Methods: Data came from the National Immigrant Survey (NIS) 2003 cohort, a multi-cohort prospective-retrospective panel study of 8,573 new legal immigrants in the US. The final sample consisted of 2,119 Asian immigrants belonging to one of three groups: Southeast Asians (Philippine and Vietnamese, 35%), East Asians (Chinese and Korean, 29%), and Indians (37%). Health service use was categorized into four arms: only western (20%), only traditional (11%), both (7%), and no health service use (62%). Western health service users were immigrants who answered the question as to doctor's visits in the US. Traditional health service users were immigrants who answered at least one of ten questions regarding other source of health care in the US. For all analyses, this study used logit regressions with state-fixed effects, with the assumption that there is heterogeneity across states in terms of immigrants' assimilation and decision of health service use. Multiple Imputation method was adopted to address missing information.

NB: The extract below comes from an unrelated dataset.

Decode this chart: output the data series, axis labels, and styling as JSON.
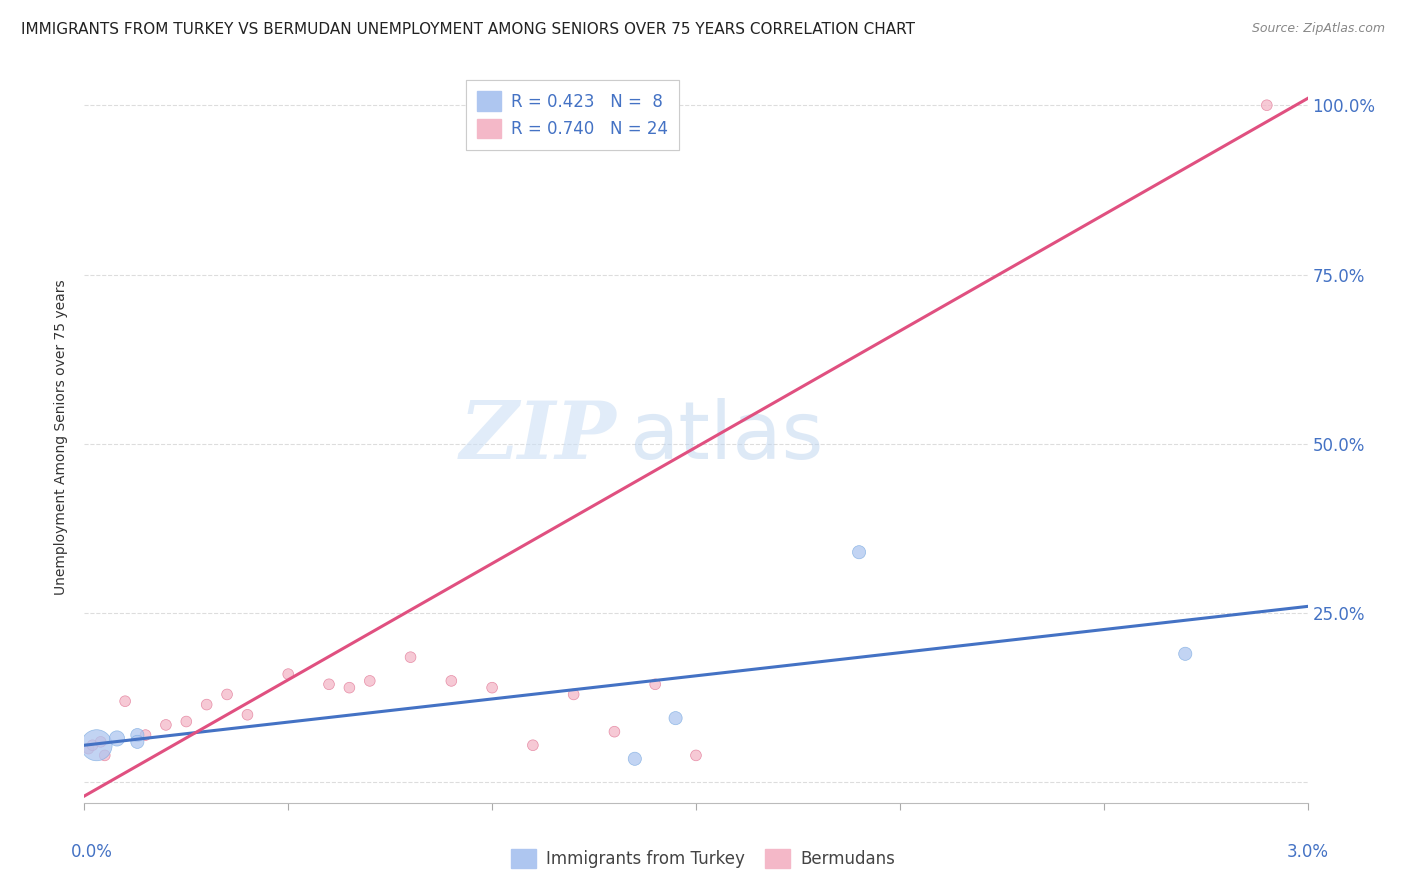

Results: Overall, the behavioral model fitted well as a predictor of western health service use among Asian immigrants but was less suited at predicting their traditional and mixed health service use. Both English proficiency and US experience were associated with higher probability of using western (OR=1.23, p<.001; OR=1.03, p<.01) and mixed (OR=1.22, p<.05; OR=1.04, p<.05) health services. However, different patterns were found in sub-ethnic group analyses. For Philippine and Vietnamese immigrants, both assimilation factors were related to higher likelihood of using western health services (OR=1.20, p<.05; OR=1.05, p<.05). For Chinese and Korean immigrants, US experience was positively associated with their traditional health service use (OR=1.07, p<.01), meaning they prefer using their traditional medicine, regardless of degree of assimilation. For Indians, English proficiency was positively related with the probability of using mixed health services (OR=1.79, p<.01). Lastly, the interaction results showed Indian immigrants were more likely to use mixed heath services when possessing better English proficiency than were Philippine and Vietnamese immigrants. Also, Indian and East Asian immigrants were more likely to use mixed heath services with longer US stay, compared to Philippine and Vietnamese immigrants.
Conclusions and Implications: This study shows Andersen's behavioral model to be a suitable explanation for western health service use among Asian immigrants. Also, degree of their assimilation is an important enabling factor in use of western and mixed health services. However, the pattern substantially varies by ethnicity, suggesting the inappropriateness of treating Asian immigrants from diverse countries of origin as one group. Based on the findings, we suggest that health service programs for immigrants be tailored to each immigrant group in ways that reflect cultural preference.